One interesting question is: what exact niche does Rust use? Let’s print the memory representations to see:
let a: char = 'A'
print_memory_representation(a);
// type=char value='A': 41 00 00 00
print_memory_representation(Some(a));
// type=Option<char> value=Some('A'): 41 00 00 00
let none: Option<char> = None;
print_memory_representation(none);
// type=Option<char> value=None: 00 00 11 00
As we see, the memory representations of 'A' and Some('A') are identical.
Rust represents None using the 32-bit number 0x00110000.
A quick search reveals that this number is exactly one bigger than the largest
valid Unicode code point.
My understanding was that Rust doesn’t perform any more optimizations, so I was pleasantly surprised recently when I found one.
The context is nested enums. Start with an inner enum
enum Inner {
A(u32),
B(u32),
}
If we look at the representation in memory, it’s as we expect: 8 bytes, where the first 4 bytes store the tag and the last 4 bytes store the payload.
assert_eq!(std::mem::size_of::<Inner>(), 8);
print_memory_representation(Inner::A(2));
// type=Inner value=A(2): 00 00 00 00 02 00 00 00
// |-- tag --| |- value -|
print_memory_representation(Inner::B(3));
// type=Inner value=B(3): 01 00 00 00 03 00 00 00
// |-- tag --| |- value -|
Now add another enum that contains the Inner enum as a payload:
enum Outer {
C(u32),
D(Inner),
}
My guess was that the size of values of this type would be 12 bytes -
8 bytes for the largest payload Inner, plus 4 bytes for the tag.

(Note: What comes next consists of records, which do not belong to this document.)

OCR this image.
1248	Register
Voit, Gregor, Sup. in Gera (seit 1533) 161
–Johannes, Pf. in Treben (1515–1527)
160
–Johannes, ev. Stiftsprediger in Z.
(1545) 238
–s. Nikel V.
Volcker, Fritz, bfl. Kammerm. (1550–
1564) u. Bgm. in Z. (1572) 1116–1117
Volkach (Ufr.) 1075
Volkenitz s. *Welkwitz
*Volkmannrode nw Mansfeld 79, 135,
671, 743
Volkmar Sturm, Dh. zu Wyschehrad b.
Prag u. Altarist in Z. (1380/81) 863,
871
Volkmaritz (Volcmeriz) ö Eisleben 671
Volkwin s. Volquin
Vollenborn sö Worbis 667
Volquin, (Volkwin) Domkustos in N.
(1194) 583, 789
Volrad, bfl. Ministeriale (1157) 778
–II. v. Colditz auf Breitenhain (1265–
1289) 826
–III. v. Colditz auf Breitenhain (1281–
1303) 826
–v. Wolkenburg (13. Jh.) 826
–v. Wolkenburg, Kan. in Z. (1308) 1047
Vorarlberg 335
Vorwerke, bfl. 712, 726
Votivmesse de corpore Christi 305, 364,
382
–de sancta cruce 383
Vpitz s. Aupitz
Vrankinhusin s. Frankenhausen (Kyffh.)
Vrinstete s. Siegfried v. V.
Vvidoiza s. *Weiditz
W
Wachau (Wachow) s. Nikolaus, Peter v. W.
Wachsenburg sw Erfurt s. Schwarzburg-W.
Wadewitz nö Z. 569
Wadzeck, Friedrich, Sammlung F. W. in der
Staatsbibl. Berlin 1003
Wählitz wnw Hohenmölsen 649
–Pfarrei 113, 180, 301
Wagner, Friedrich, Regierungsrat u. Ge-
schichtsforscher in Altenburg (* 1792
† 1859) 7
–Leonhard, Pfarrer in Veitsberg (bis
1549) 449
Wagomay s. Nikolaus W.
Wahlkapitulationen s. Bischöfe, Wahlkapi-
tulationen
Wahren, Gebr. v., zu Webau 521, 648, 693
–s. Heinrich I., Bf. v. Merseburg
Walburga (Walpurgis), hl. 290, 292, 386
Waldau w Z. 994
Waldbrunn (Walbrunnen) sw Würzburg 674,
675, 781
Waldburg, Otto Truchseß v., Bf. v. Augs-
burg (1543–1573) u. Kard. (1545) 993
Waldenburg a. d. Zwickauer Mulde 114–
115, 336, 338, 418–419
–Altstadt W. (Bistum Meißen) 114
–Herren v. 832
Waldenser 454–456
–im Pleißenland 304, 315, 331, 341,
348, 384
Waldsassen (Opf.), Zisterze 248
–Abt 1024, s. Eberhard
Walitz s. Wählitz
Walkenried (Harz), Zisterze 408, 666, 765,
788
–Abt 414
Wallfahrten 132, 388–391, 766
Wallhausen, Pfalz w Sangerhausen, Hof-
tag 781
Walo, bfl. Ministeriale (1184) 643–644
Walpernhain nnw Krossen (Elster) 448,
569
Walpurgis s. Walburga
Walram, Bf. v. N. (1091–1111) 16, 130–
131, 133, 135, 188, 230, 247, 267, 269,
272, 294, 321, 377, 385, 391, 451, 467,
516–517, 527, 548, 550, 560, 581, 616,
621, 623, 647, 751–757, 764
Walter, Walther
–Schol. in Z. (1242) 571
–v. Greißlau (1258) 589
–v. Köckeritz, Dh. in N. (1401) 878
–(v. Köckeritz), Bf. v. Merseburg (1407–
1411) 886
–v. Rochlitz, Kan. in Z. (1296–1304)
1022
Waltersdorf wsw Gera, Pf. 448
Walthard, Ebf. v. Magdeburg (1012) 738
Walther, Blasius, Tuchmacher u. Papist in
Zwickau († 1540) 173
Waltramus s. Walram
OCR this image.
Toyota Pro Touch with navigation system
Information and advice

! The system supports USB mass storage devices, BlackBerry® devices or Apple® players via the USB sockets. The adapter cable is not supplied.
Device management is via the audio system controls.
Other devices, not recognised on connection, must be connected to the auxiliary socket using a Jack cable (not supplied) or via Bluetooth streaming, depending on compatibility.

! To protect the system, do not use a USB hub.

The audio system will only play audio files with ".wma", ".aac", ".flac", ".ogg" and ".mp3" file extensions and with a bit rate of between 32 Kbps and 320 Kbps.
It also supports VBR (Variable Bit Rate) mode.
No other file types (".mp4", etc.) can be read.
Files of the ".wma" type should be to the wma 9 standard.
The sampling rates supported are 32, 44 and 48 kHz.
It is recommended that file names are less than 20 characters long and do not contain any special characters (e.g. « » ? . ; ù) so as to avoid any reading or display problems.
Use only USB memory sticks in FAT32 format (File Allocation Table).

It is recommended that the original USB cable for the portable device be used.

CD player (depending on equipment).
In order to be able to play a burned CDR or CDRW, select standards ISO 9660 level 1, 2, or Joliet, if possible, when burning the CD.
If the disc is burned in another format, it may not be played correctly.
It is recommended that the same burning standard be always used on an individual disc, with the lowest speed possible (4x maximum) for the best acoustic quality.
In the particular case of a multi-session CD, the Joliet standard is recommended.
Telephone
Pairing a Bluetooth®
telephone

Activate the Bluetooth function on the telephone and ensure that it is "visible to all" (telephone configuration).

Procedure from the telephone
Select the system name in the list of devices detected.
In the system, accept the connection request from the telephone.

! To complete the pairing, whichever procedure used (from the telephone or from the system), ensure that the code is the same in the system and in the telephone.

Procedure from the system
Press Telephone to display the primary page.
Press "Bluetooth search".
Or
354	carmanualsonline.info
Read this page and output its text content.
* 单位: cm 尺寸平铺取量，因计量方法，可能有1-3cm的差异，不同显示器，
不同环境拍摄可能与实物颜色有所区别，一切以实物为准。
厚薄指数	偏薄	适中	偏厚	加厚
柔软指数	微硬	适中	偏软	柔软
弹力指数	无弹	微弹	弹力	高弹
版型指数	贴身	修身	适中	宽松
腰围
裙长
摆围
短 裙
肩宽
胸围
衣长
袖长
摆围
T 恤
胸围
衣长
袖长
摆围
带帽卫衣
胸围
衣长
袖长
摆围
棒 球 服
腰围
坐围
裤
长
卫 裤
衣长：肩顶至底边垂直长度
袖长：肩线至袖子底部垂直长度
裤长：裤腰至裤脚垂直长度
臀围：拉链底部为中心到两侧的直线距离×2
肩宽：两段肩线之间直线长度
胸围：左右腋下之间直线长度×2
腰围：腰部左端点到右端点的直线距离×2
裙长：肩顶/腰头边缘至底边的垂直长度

But it’s not - values take up only 8 bytes!
assert_eq!(std::mem::size_of::<Outer>(), 8);
What’s going on here?
First let’s check what values of type Outer::C look like in memory:
print_memory_representation(Outer::C(5));
// type=Outer value=C(5): 02 00 00 00 05 00 00 00
// |-- tag --| |- value -|
Already we see something weird happening:
Rust has chosen to use the tag number 2 for Outer::C
instead of starting from 0 like it did for Inner::A.
Next look at Outer::D:
print_memory_representation(Outer::D(Inner::A(2)));
// type=Outer value=D(A(2)): 00 00 00 00 02 00 00 00
// |-- tag --| |- value -|
print_memory_representation(Outer::D(Inner::B(3)));
// type=Outer value=D(B(3)): 01 00 00 00 03 00 00 00
// |-- tag --| |- value -|
The representation of the value Outer::D(inner)
is identical to the representation of inner!
I guess the Rust compiler has put the following pieces together:
The first 4 bytes of Inner form a tag whose
values are just 0 or 1.
In particular we have many more values we can store here, like in the niche optimization.
The payload for every other variant of Outer is no larger than any of the payloads of Inner.
In particular, if Inner values are of the form <Inner tag><Inner payload>,
then the payload for every other variant of Outer fits inside <Inner payload>.
We can thus represent values of Outer in the form <Outer tag><Outer remainder> where
If the <Outer tag> matches any <Inner tag>, the value is Outer::D and the payload is the entire
bit pattern <Outer tag><Outer remainder>.
Otherwise, the value is another variant and the payload is in <Outer remainder>.